Los yaquis se identifican a sí mismos como Yoremes, palabra que significa hombre o persona. La noción de yoris, hombres blancos, los distingue, a su vez, de los demás grupos indígenas.

El grupo yaqui ocupaba, tradicionalmente, una larga franja costera y de valle al sureste del actual estado de Sonora, que abarcaba desde la ribera sur del río Yaqui, hasta el cerro Tetakawi, al norte de la actual ciudad de Guaymas.

Bajo el control de las misiones jesuitas, la población se concentró en ocho poblados situados de sur a norte a lo largo del Valle del Yaqui. El territorio tradicional ha sufrido importantes mermas, de tal manera que quedó, a partir de 1937, restringido a una extensión de 485 235 ha sobre las que se extiende el distrito de riego número 18.

Los municipios en donde se ubica son: Guaymas, Bácum, Cajeme y Empalme. El conjunto del territorio comprende tres zonas diferenciadas: el área serrana -la sierra de Bacatete-; una zona costera, que abarca los poblados vecinos de Guásimas y Bahía de Lobos; y el valle, en donde se localizan las tierras irrigadas.

 

 

 

 

 

El sistema lingüístico cahíta se compone de tres dialectos: mayo, yaqui y tehueco, este último desaparecido. El cahita pertenece al grupo lingüístico yuto-azteca que abarca en la República Mexicana, el tarahumara, guarijío, pima, tepehuán, huichol, cora y nahua. Si bien la población yaqui es bilingüe, el idioma cahíta se habla como lengua materna en los ocho pueblos, rancherías y poblados, con préstamos del español y náhuatl.

"La religión yaqui se presenta, a raíz de la Conquista, como un complejo que yuxtapone creencias y prácticas nativas con las católicas, sin que haya contradicción entre ellas o supeditación de una sobre otra. Así, encontramos la sobreposición de identidad entre la Virgen María con ltom Aye (nuestra madre), Jesucristo con Itom Achai (nuestro padre) y la preeminencia de otras figuras como la Virgen de Guadalupe, San José, la Santísima Trinidad y los santos patronos de cada pueblo.

Grupos protestantes y testigos de Jehová cuentan con adeptos entre la población yori, mientras que hay muy poca penetración en la población yoreme."

 

 

 

 

 

El ciclo ritual yaqui sigue por lo general el calendario litúrgico católico, pero distingue claramente dos periodos, el primero sacrificial, en Cuaresma y el resto del año todos los ritos de paso que están prohibidos en esa fecha. Los rituales tienen carácter de marcadores estacionales, que señalan las distintas etapas del ciclo agrícola.

Entre los yaquis coexisten las prácticas tradicionales y la medicina institucionalizada. La práctica del curanderismo se rige por un conjunto de creencias mágico-religiosas: Dios es la máxima divinidad del bien, de quien se recibe el don para curar, y que no puede ser empleado en favor de la propia descendencia. Por lo regular el oficio de curandero se hereda de uno de los padres o antepasados, quienes transmiten los conocimientos sobre las creencias, el manejo de la herbolaria.

"La tribu se organiza alrededor de los ocho pueblos tradicionales. Cada uno representa una unidad política, militar, religiosa y ritual. Vícam es la cabecera de la tribu.
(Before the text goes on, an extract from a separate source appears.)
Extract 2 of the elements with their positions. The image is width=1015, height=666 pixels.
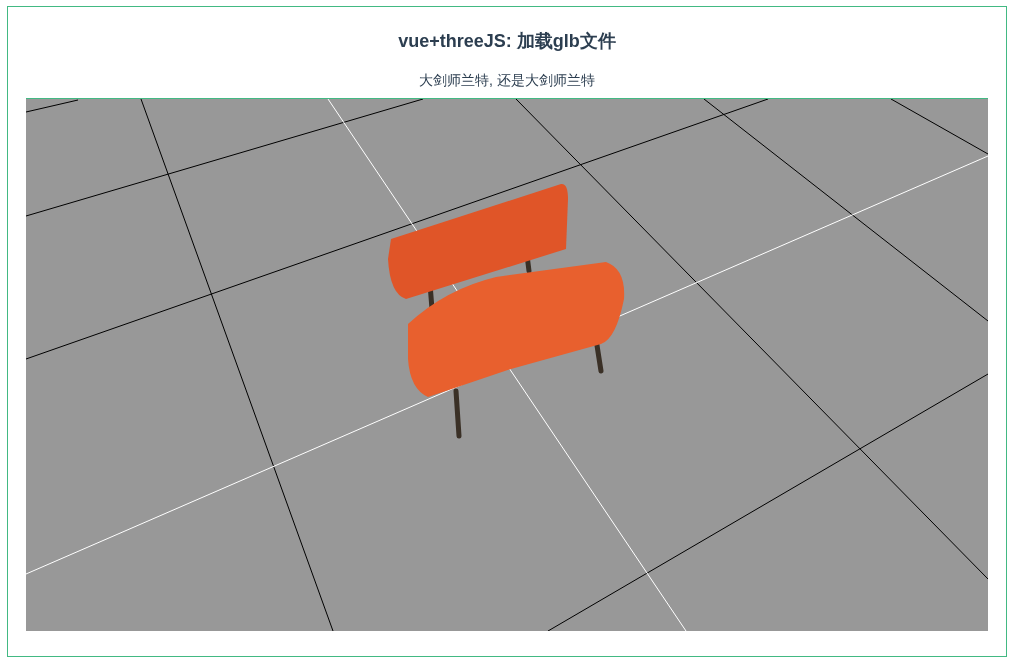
page-title: vue+threeJS: 加载glb文件 bbox=[398, 30, 616, 53]
page-subtitle: 大剑师兰特, 还是大剑师兰特 bbox=[419, 71, 595, 90]
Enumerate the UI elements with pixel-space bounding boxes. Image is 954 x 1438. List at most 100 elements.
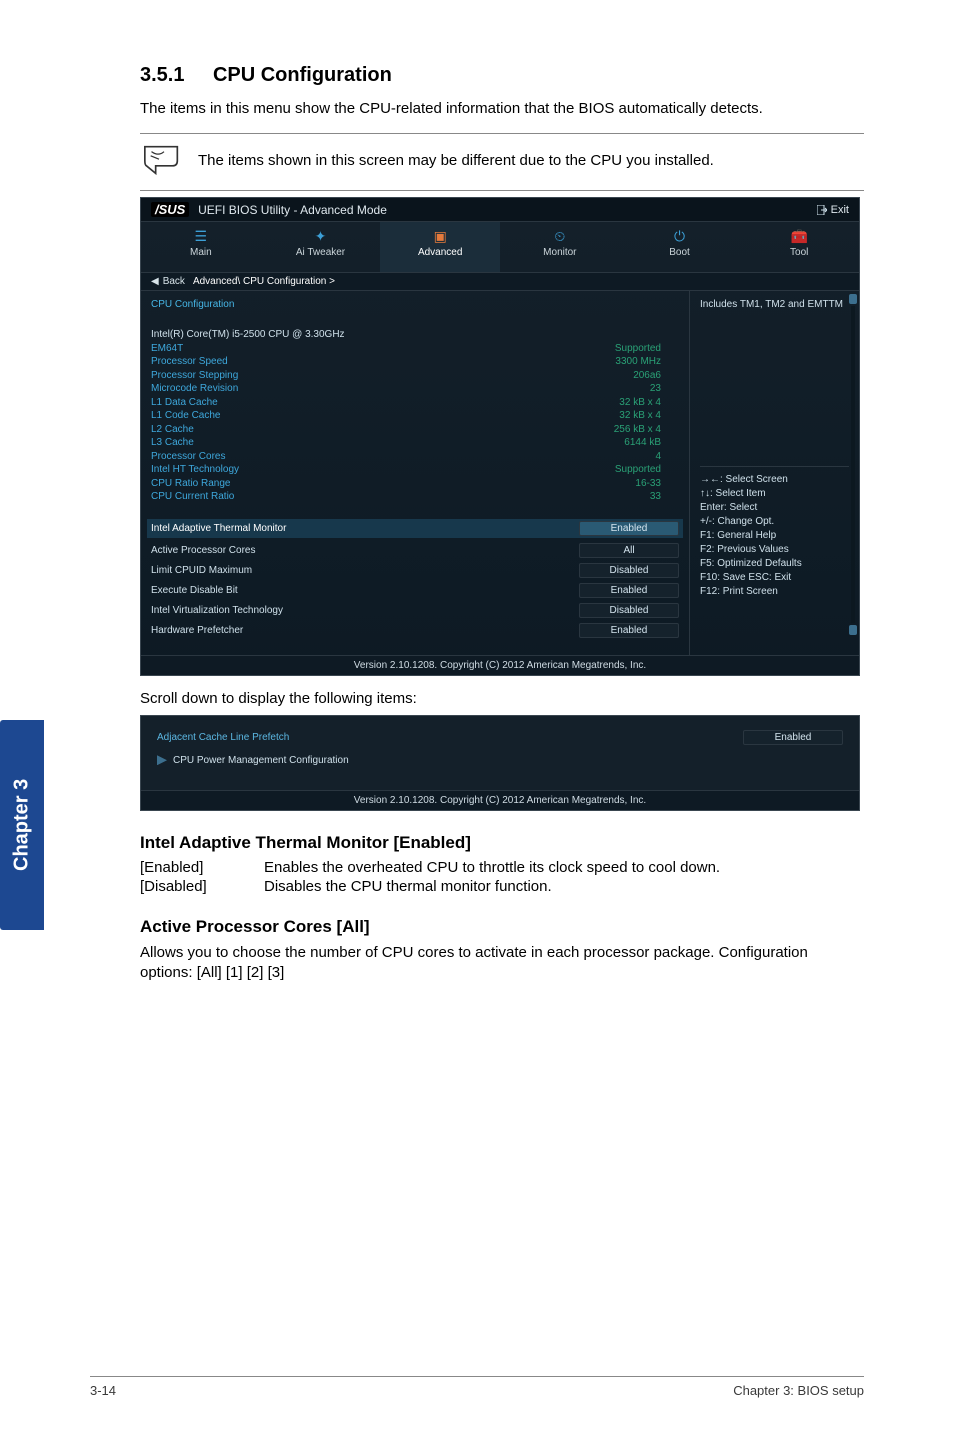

Existen cinco grupos que conforman la organización político-religiosa, compuesta en primer término por un grupo de autoridades civiles y complementada por la representación del Consejo de Ancianos, a través del Pueblo Mayor.

Lo que originalmente fue un ejército de reserva, en la actualidad constituye la autoridad militar, cuyas funciones son más ceremoniales que guerreras, con cargos jerárquicos como el de capitán, teniente, sargento, cabo, soldado, banteo o alpes y tambaleo.

Los responsables del cumplimiento del ciclo ritual son los fiesteros. Éste se compone de ocho hombres y ocho mujeres que duran en el cargo un año. El ""grupo de la Iglesia"" o autoridad religiosa es el depositario del conocimiento de la liturgia y el ritual. Todos los miembros de esta cofradía están bajo manda y ocupan un lugar dentro de la jerarquía, cuya máxima autoridad recae en el maestro litúrgico, quien es ofrecido en manda desde niño por sus padres.

La cofradía de los Matachines está formada por dos grupos de hombres, los caballeros y los fariseos, quienes ejercen su autoridad durante la celebración de la Semana Santa."